Então, no dia 5 de dezembro de 2019, às 2h30 da madrugada, ela recebeu a ligação que mudaria tudo. A equipe disse que ela tinha que estar no hospital às 6 horas. Com medo de uma nova decepção, a notícia que ela tanto aguardava chegou: ela ia receber um novo pulmão. “A partir daí eu não lembro de mais nada”, adianta.

Em um procedimento que durou nove horas, nos primeiros dias, o tórax de Adriele ficou aberto e conectado a uma máquina chamada de ECMO (Oxigenação por Membrana Extra Corporal), que faz a função do coração e do pulmão. Com a extubação e a diminuição dos sedativos, ela acordou no 14ª dia após a cirurgia. “No 15° dia eu já queria comer tudo o que eu via pela frente”, lembra aos risos.

No dia 23 de dezembro, ela foi transferida da UTI (Unidade de Terapia Intensiva) para a enfermaria. A alta veio no dia 7 de janeiro de 2020, após 32 dias internada, em um tempo considerado recorde.

Quatro dias antes de completar três anos desde que tinha saído de Londrina, Souza voltou para casa. Junto de sua fé e resiliência, ela afirma que o que salvou a sua vida foi a doação. A única informação que ela pôde receber sobre o doador foi a de que ele era um homem de 21 anos e que a captação do órgão foi feita em Guarulhos (SP).

“O maior e melhor sentimento depois de tudo isso é o da gratidão.
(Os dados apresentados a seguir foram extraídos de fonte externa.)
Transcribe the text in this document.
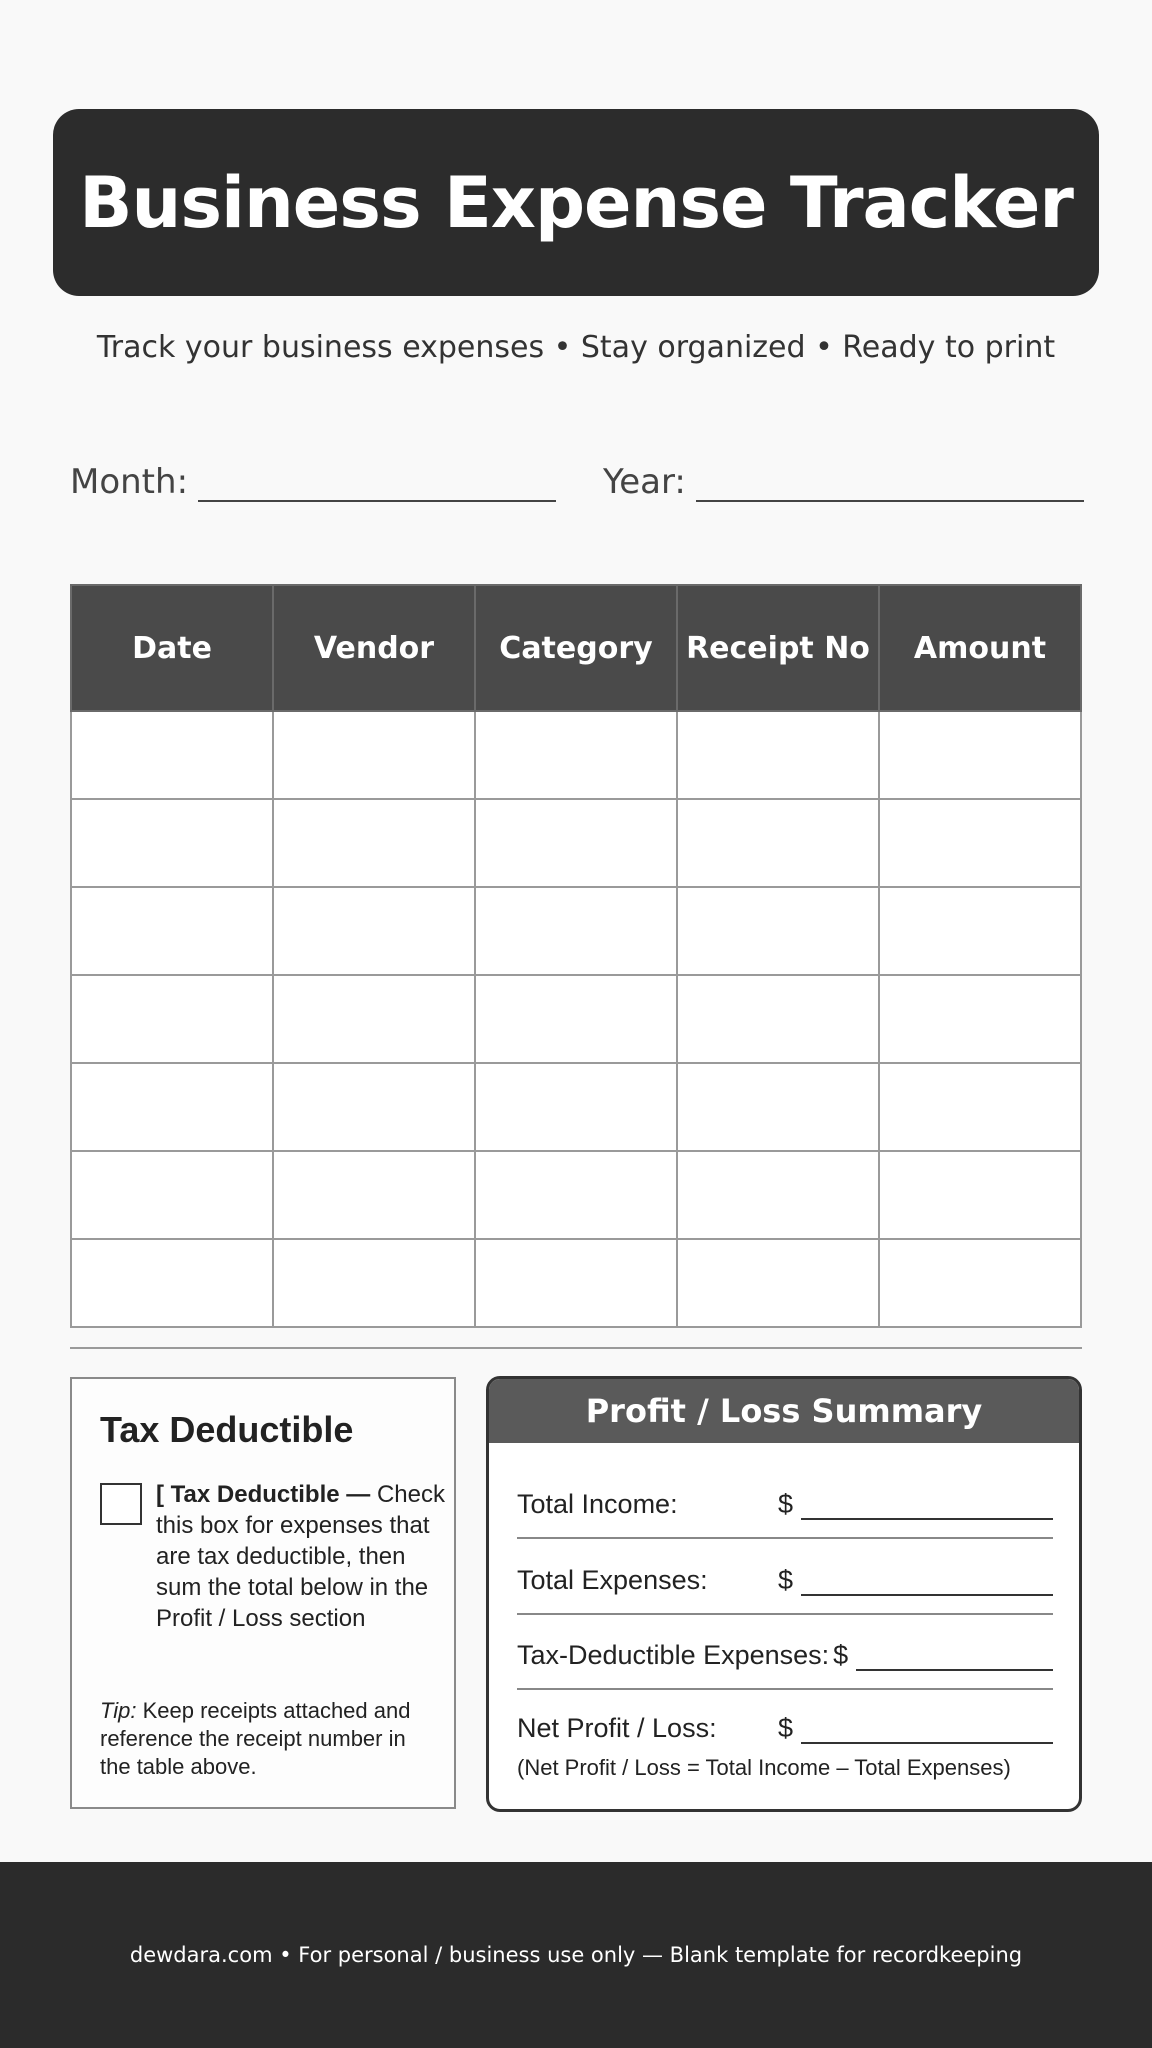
Business Expense Tracker
Track your business expenses • Stay organized • Ready to print
Month:	Year:
Date	Vendor	Category	Receipt No	Amount

Tax Deductible
[ Tax Deductible — Check this box for expenses that are tax deductible, then sum the total below in the Profit / Loss section
Tip: Keep receipts attached and reference the receipt number in the table above.
Profit / Loss Summary
Total Income:	$
Total Expenses:	$
Tax-Deductible Expenses: $
Net Profit / Loss: $
(Net Profit / Loss = Total Income – Total Expenses)
dewdara.com • For personal / business use only — Blank template for recordkeeping
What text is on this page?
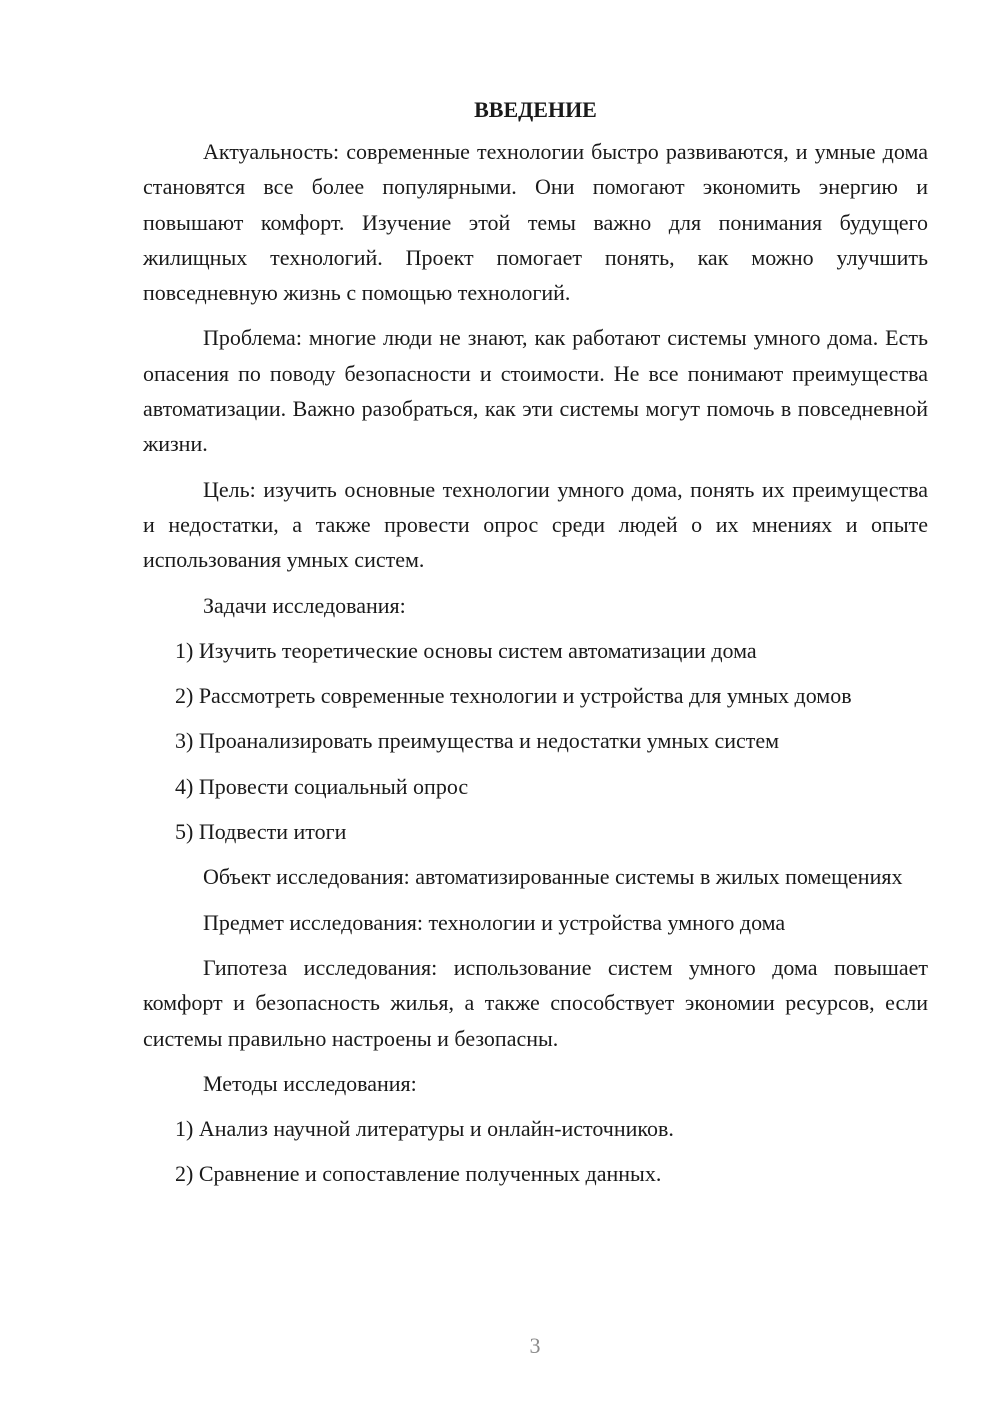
ВВЕДЕНИЕ

Актуальность: современные технологии быстро развиваются, и умные дома становятся все более популярными. Они помогают экономить энергию и повышают комфорт. Изучение этой темы важно для понимания будущего жилищных технологий. Проект помогает понять, как можно улучшить повседневную жизнь с помощью технологий.

Проблема: многие люди не знают, как работают системы умного дома. Есть опасения по поводу безопасности и стоимости. Не все понимают преимущества автоматизации. Важно разобраться, как эти системы могут помочь в повседневной жизни.

Цель: изучить основные технологии умного дома, понять их преимущества и недостатки, а также провести опрос среди людей о их мнениях и опыте использования умных систем.

Задачи исследования:

1) Изучить теоретические основы систем автоматизации дома

2) Рассмотреть современные технологии и устройства для умных домов

3) Проанализировать преимущества и недостатки умных систем

4) Провести социальный опрос

5) Подвести итоги

Объект исследования: автоматизированные системы в жилых помещениях

Предмет исследования: технологии и устройства умного дома

Гипотеза исследования: использование систем умного дома повышает комфорт и безопасность жилья, а также способствует экономии ресурсов, если системы правильно настроены и безопасны.

Методы исследования:

1) Анализ научной литературы и онлайн-источников.

2) Сравнение и сопоставление полученных данных.

3
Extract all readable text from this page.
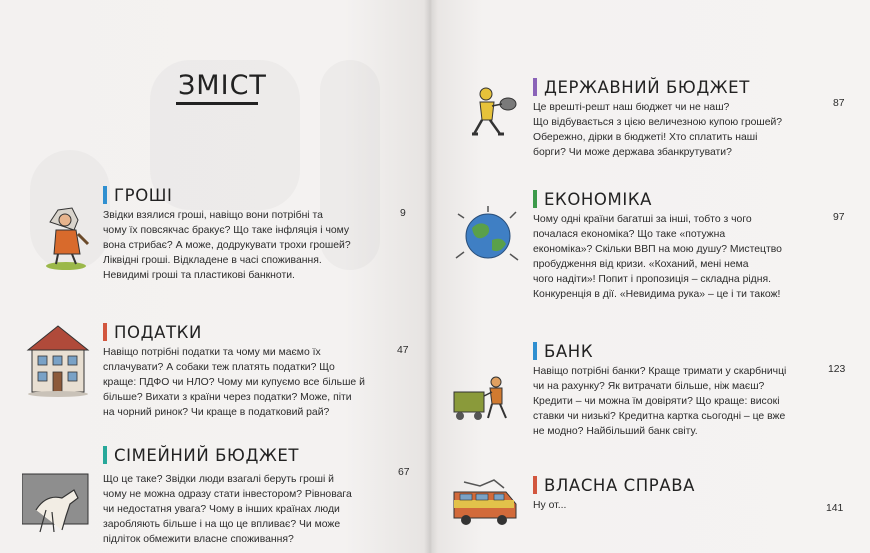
ЗМІСТ
ГРОШІ
Звідки взялися гроші, навіщо вони потрібні та
чому їх повсякчас бракує? Що таке інфляція і чому
вона стрибає? А може, додрукувати трохи грошей?
Ліквідні гроші. Відкладене в часі споживання.
Невидимі гроші та пластикові банкноти.
9
ПОДАТКИ
Навіщо потрібні податки та чому ми маємо їх
сплачувати? А собаки теж платять податки? Що
краще: ПДФО чи НЛО? Чому ми купуємо все більше й
більше? Вихати з країни через податки? Може, піти
на чорний ринок? Чи краще в податковий рай?
47
СІМЕЙНИЙ БЮДЖЕТ
Що це таке? Звідки люди взагалі беруть гроші й
чому не можна одразу стати інвестором? Рівновага
чи недостатня увага? Чому в інших країнах люди
заробляють більше і на що це впливає? Чи може
підліток обмежити власне споживання?
67
ДЕРЖАВНИЙ БЮДЖЕТ
Це врешті-решт наш бюджет чи не наш?
Що відбувається з цією величезною купою грошей?
Обережно, дірки в бюджеті! Хто сплатить наші
борги? Чи може держава збанкрутувати?
87
ЕКОНОМІКА
Чому одні країни багатші за інші, тобто з чого
почалася економіка? Що таке «потужна
економіка»? Скільки ВВП на мою душу? Мистецтво
пробудження від кризи. «Коханий, мені нема
чого надіти»! Попит і пропозиція – складна рідня.
Конкуренція в дії. «Невидима рука» – це і ти також!
97
БАНК
Навіщо потрібні банки? Краще тримати у скарбничці
чи на рахунку? Як витрачати більше, ніж маєш?
Кредити – чи можна їм довіряти? Що краще: високі
ставки чи низькі? Кредитна картка сьогодні – це вже
не модно? Найбільший банк світу.
123
ВЛАСНА СПРАВА
Ну от...	141
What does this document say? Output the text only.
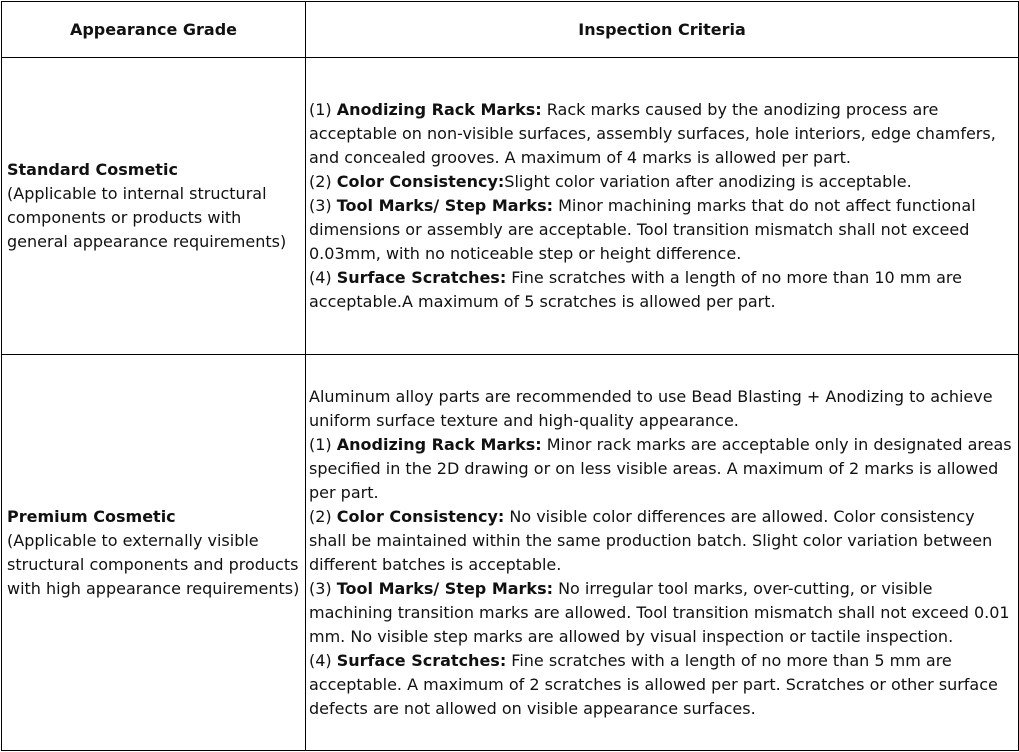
Appearance Grade	Inspection Criteria

Standard Cosmetic
(Applicable to internal structural components or products with general appearance requirements)	(1) Anodizing Rack Marks: Rack marks caused by the anodizing process are acceptable on non-visible surfaces, assembly surfaces, hole interiors, edge chamfers, and concealed grooves. A maximum of 4 marks is allowed per part.
(2) Color Consistency:Slight color variation after anodizing is acceptable.
(3) Tool Marks/ Step Marks: Minor machining marks that do not affect functional dimensions or assembly are acceptable. Tool transition mismatch shall not exceed 0.03mm, with no noticeable step or height difference.
(4) Surface Scratches: Fine scratches with a length of no more than 10 mm are acceptable.A maximum of 5 scratches is allowed per part.

Premium Cosmetic
(Applicable to externally visible structural components and products with high appearance requirements)	Aluminum alloy parts are recommended to use Bead Blasting + Anodizing to achieve uniform surface texture and high-quality appearance.
(1) Anodizing Rack Marks: Minor rack marks are acceptable only in designated areas specified in the 2D drawing or on less visible areas. A maximum of 2 marks is allowed per part.
(2) Color Consistency: No visible color differences are allowed. Color consistency shall be maintained within the same production batch. Slight color variation between different batches is acceptable.
(3) Tool Marks/ Step Marks: No irregular tool marks, over-cutting, or visible machining transition marks are allowed. Tool transition mismatch shall not exceed 0.01 mm. No visible step marks are allowed by visual inspection or tactile inspection.
(4) Surface Scratches: Fine scratches with a length of no more than 5 mm are acceptable. A maximum of 2 scratches is allowed per part. Scratches or other surface defects are not allowed on visible appearance surfaces.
Esse sentimento é transformador e flui em todos os momentos da minha vida. É gratidão por saber que uma família que perdeu um filho de 21 anos escolheu me devolver a vida”, conta emocionada.

Apesar de seguir com alguns cuidados, principalmente em relação a medicação, Adriele está ótima e pode dizer com orgulho que tem um vida e não uma sobrevida.

Atualmente, ela faz palestras e conta sua história de superação. “Falar sobre a doação de órgãos não é falar sobre morte, mas sobre vida e amor ao próximo. A doação de órgãos salva vidas e eu só estou aqui hoje porque alguém disse ‘sim’”, celebra.